Although the murder rates in Australia are relatively low when compared with other developed countries, murders can and do still frequently occur. If you find yourself unjustly accused of murder, the ordeal you will be facing can scar you for life, let alone ruin every aspect of your life.
When a murder has occurred, the police carefully investigate every finer detail and examine all forensics before any charges are laid. Regardless, if you are facing a murder charge, you can expect to be tried twice. You will be tried by the courts, and you will also be tried in public through the media.
This is why even a verdict of not guilty can affect the accused person’s life forever. It’s also why you need to have the best competent lawyer by your side to prove your innocence.
The Legal Steps to a Murder Charge
The offence of murder is taken very seriously. After the police have received notice of a reportable death, the death is referred to the Coroner who closely investigates the case.
The Coroner releases their findings on the cause of death to the police. If the cause of death is found to be homicide, it will be specified in the Coroner’s findings. These findings will explain the cause of death without making any assertions as to the perpetrators.

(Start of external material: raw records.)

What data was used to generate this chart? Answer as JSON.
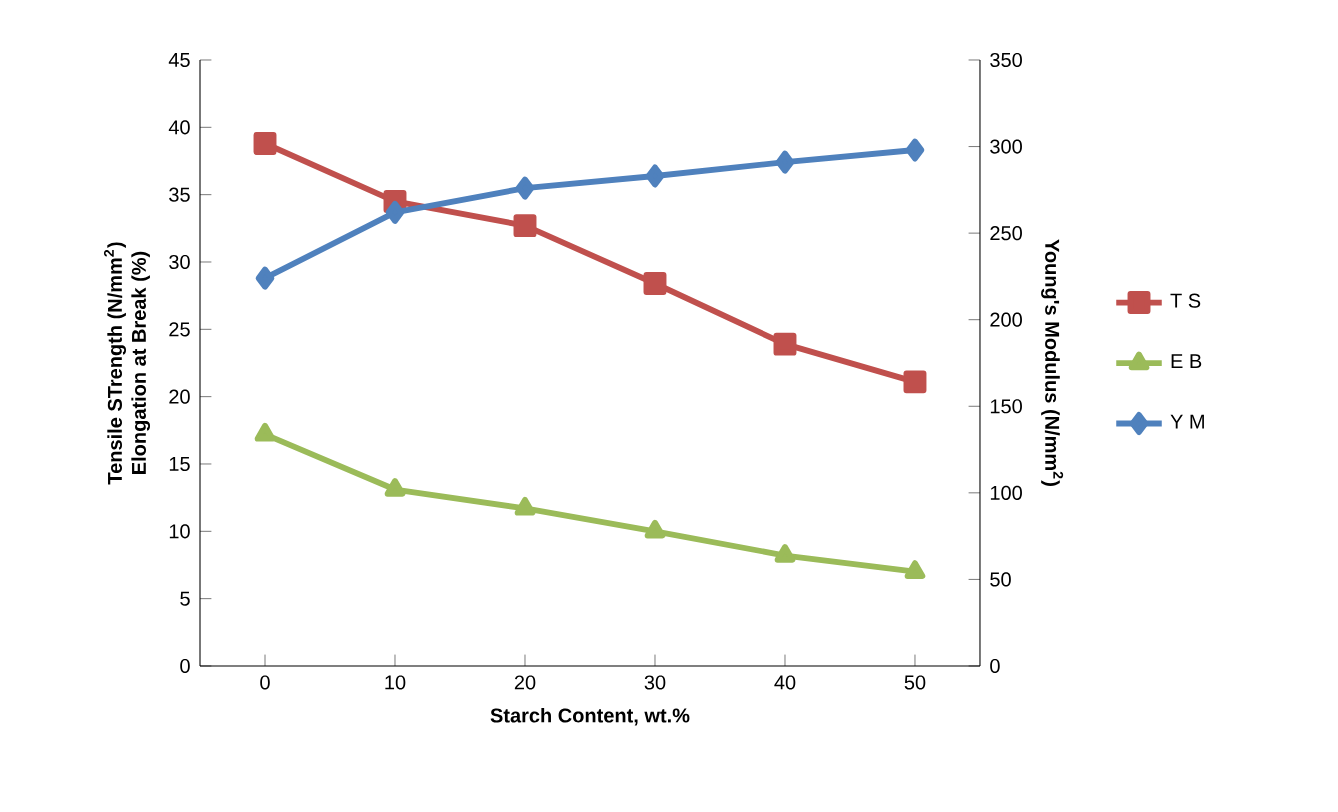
{
  "chart_data": {
    "type": "line",
    "xlabel": "Starch Content, wt.%",
    "ylabel": [
      "Tensile STrength (N/mm$^{2}$)",
      "Elongation at Break (%)"
    ],
    "y2label": "Young's Modulus (N/mm$^{2}$)",
    "categories": [
      "0",
      "10",
      "20",
      "30",
      "40",
      "50"
    ],
    "ylim": [
      0,
      45
    ],
    "yticks": [
      0,
      5,
      10,
      15,
      20,
      25,
      30,
      35,
      40,
      45
    ],
    "y2lim": [
      0,
      350
    ],
    "y2ticks": [
      0,
      50,
      100,
      150,
      200,
      250,
      300,
      350
    ],
    "grid": false,
    "legend": "right",
    "line_style": "solid",
    "series": [
      {
        "name": "T S",
        "color": "#c0504d",
        "marker": "square",
        "values": [
          38.8,
          34.5,
          32.7,
          28.4,
          23.9,
          21.1
        ]
      },
      {
        "name": "E B",
        "color": "#9bbb59",
        "marker": "triangle",
        "values": [
          17.2,
          13.1,
          11.7,
          10.0,
          8.2,
          7.0
        ]
      },
      {
        "name": "Y M",
        "color": "#4f81bd",
        "marker": "diamond",
        "axis": "y2",
        "values": [
          224,
          262,
          276,
          283,
          291,
          298
        ]
      }
    ]
  }
}
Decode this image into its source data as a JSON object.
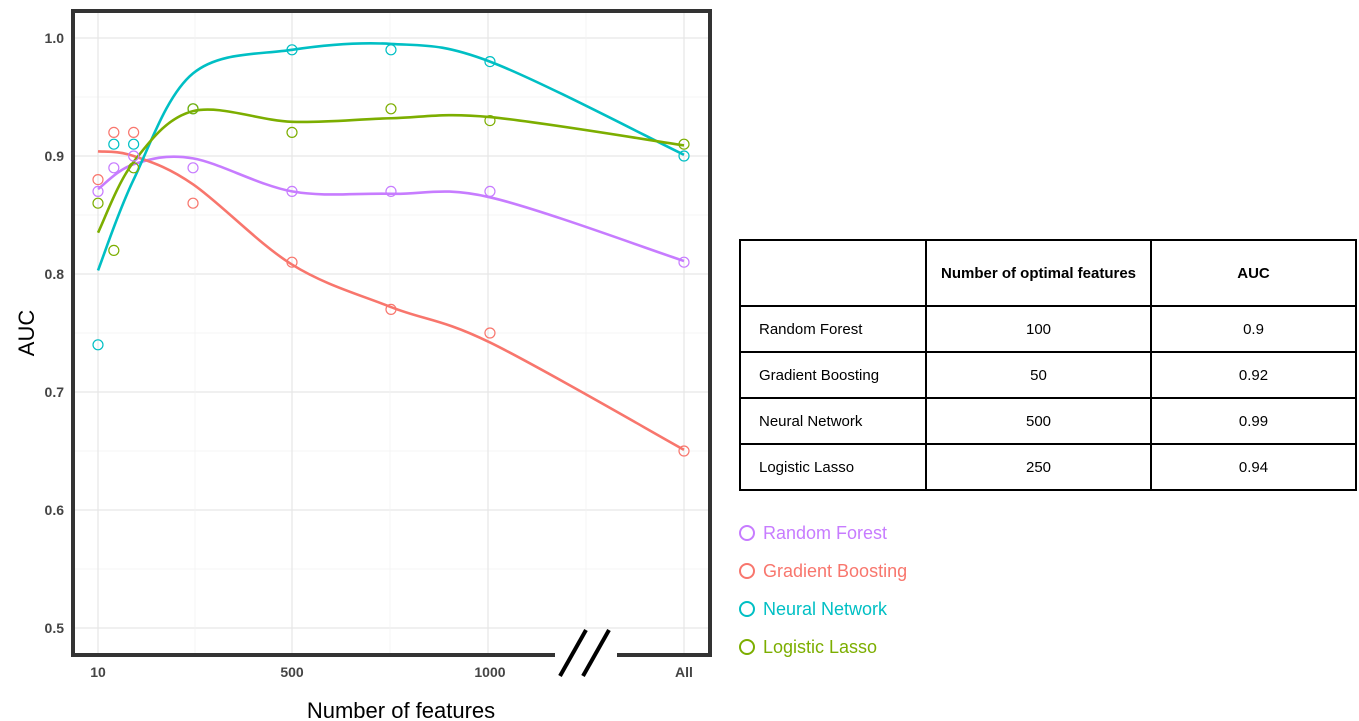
{
  "chart_data": {
    "type": "scatter",
    "xlabel": "Number of features",
    "ylabel": "AUC",
    "x_ticks": [
      "10",
      "500",
      "1000",
      "All"
    ],
    "y_ticks": [
      "0.5",
      "0.6",
      "0.7",
      "0.8",
      "0.9",
      "1.0"
    ],
    "ylim": [
      0.49,
      1.02
    ],
    "grid": true,
    "axis_break": "between 1000 and All",
    "x_values": [
      10,
      50,
      100,
      250,
      500,
      750,
      1000,
      "All"
    ],
    "series": [
      {
        "name": "Random Forest",
        "color": "#C77CFF",
        "points": [
          [
            10,
            0.87
          ],
          [
            50,
            0.89
          ],
          [
            100,
            0.9
          ],
          [
            250,
            0.89
          ],
          [
            500,
            0.87
          ],
          [
            750,
            0.87
          ],
          [
            1000,
            0.87
          ],
          [
            "All",
            0.81
          ]
        ]
      },
      {
        "name": "Gradient Boosting",
        "color": "#F8766D",
        "points": [
          [
            10,
            0.88
          ],
          [
            50,
            0.92
          ],
          [
            100,
            0.92
          ],
          [
            250,
            0.86
          ],
          [
            500,
            0.81
          ],
          [
            750,
            0.77
          ],
          [
            1000,
            0.75
          ],
          [
            "All",
            0.65
          ]
        ]
      },
      {
        "name": "Neural Network",
        "color": "#00BFC4",
        "points": [
          [
            10,
            0.74
          ],
          [
            50,
            0.91
          ],
          [
            100,
            0.91
          ],
          [
            250,
            0.94
          ],
          [
            500,
            0.99
          ],
          [
            750,
            0.99
          ],
          [
            1000,
            0.98
          ],
          [
            "All",
            0.9
          ]
        ]
      },
      {
        "name": "Logistic Lasso",
        "color": "#7CAE00",
        "points": [
          [
            10,
            0.86
          ],
          [
            50,
            0.82
          ],
          [
            100,
            0.89
          ],
          [
            250,
            0.94
          ],
          [
            500,
            0.92
          ],
          [
            750,
            0.94
          ],
          [
            1000,
            0.93
          ],
          [
            "All",
            0.91
          ]
        ]
      }
    ]
  },
  "table": {
    "headers": [
      "",
      "Number of optimal features",
      "AUC"
    ],
    "rows": [
      {
        "model": "Random Forest",
        "features": "100",
        "auc": "0.9"
      },
      {
        "model": "Gradient Boosting",
        "features": "50",
        "auc": "0.92"
      },
      {
        "model": "Neural Network",
        "features": "500",
        "auc": "0.99"
      },
      {
        "model": "Logistic Lasso",
        "features": "250",
        "auc": "0.94"
      }
    ]
  },
  "legend": [
    {
      "label": "Random Forest",
      "color": "#C77CFF"
    },
    {
      "label": "Gradient Boosting",
      "color": "#F8766D"
    },
    {
      "label": "Neural Network",
      "color": "#00BFC4"
    },
    {
      "label": "Logistic Lasso",
      "color": "#7CAE00"
    }
  ]
}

The police will then begin a thorough investigation and compile their own findings into a brief that they will forward to the state Office of the Director of Public Prosecutions for consideration by a Crown Prosecutor.
It is the Crown Prosecutor’s responsibility to consider all of the evidence found by both the Coroner and the police in deciding whether or not a charge of murder is warranted.
The Concept of ‘Reasonable Doubt’ Plays a Role in the Decision to Prosecute
An accused has a number of rights, including the right to a fair trial. As such, the court adopts the presumption of innocence for all accused. It is then for the Crown Prosecutor to determine whether the evidence is sufficient enough to prove the charge to the highest standard of proof being beyond a reasonable doubt.
During this time, the Crown Prosecutor may revert the matter to the police for further investigation in order to discover more evidence and strengthen the prosecution’s case.
There are some cases believed to be homicides, in which the Prosecution has not received enough evidence to prove their case beyond a reasonable doubt. So, although the evidence clearly shows a murder to have occurred, the Crown Prosecutor may be unable to charge anyone with the offence.
The Value of a Skilled and Experienced Lawyer
An experienced lawyer will conduct their own investigation into each step of the legal chain that led to the murder charge against their client. They will be looking at all the evidence the prosecution has for anything that may cast any reasonable doubt in the prosecution’s case.
A criminal defence lawyer knows that the prosecution will, using the evidence at hand, create their story of the events leading up to and after the murder and portray this to the jury.
All a criminal defence lawyer needs, in order to establish reasonable doubt, is one piece of evidence that deviates from the story and causes the jury to doubt the veracity of the Crown Prosecutor’s case.